About 92,000 of these tank cars are used to transport flammable liquids such as crude &

ethanol.


99.998% of hazardous materials carloads moving by rail arrive at their destination without a release caused by an accident.


In 2012 North American railroads safely delivered 2.47 million carloads of hazardous materials


Just a few facts to help everyone make a more informed decision/opinion.


Yet the NTSB seems to think that DOT 111 cars are not up to the task.

DOT-111 Tank CAr Design. (small pdf)


Emergency orders for DOT-111 Crude Tankers


Just some facts with supporting links to make a more informed decision/opinion.


Plenty more where these came from.


And what of the damage caused by the 494 (99.998%) that do not make it. If each car represents 1,000 people affected by injury, pollution, or property destruction, that’s half a million people. See the interesting things that can happen when we start playing with numbers? Even if an accident with each car only killed or injured 20 people, that would be 4 times the number of people killed on 9/11, anually. Numbers are fun!


Having never gambled, I’m not a person who likes to bet on the odds. While it is true that trains pass through our county every day without incident, it is also true that trains have derailed and have crashed here. The content of these proposed freight trains raises the significance of any future incident to potentially catastrophic levels.
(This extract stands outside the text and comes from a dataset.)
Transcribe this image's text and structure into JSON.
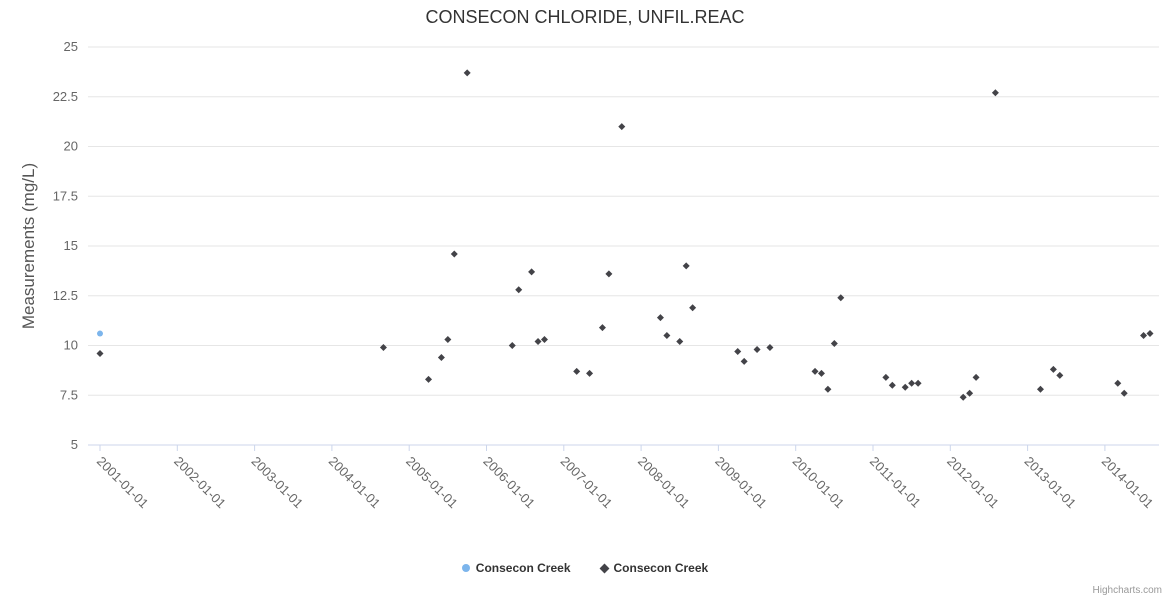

I’d prefer to see this stuff offloaded into a pipeline at the very first opportunity and delivered to the refinery just as crude has always been delivered.


I guess the moderator has a problem with the truth … my post keeps getting eliminated … anywone rational who reads this opinion piece will come to the same conclusion …


The Moderator has a problem with you making personal attacks on people.

If you posted some facts or links, that’s OK.


Shouting personal insults as “the truth”, that’s not OK.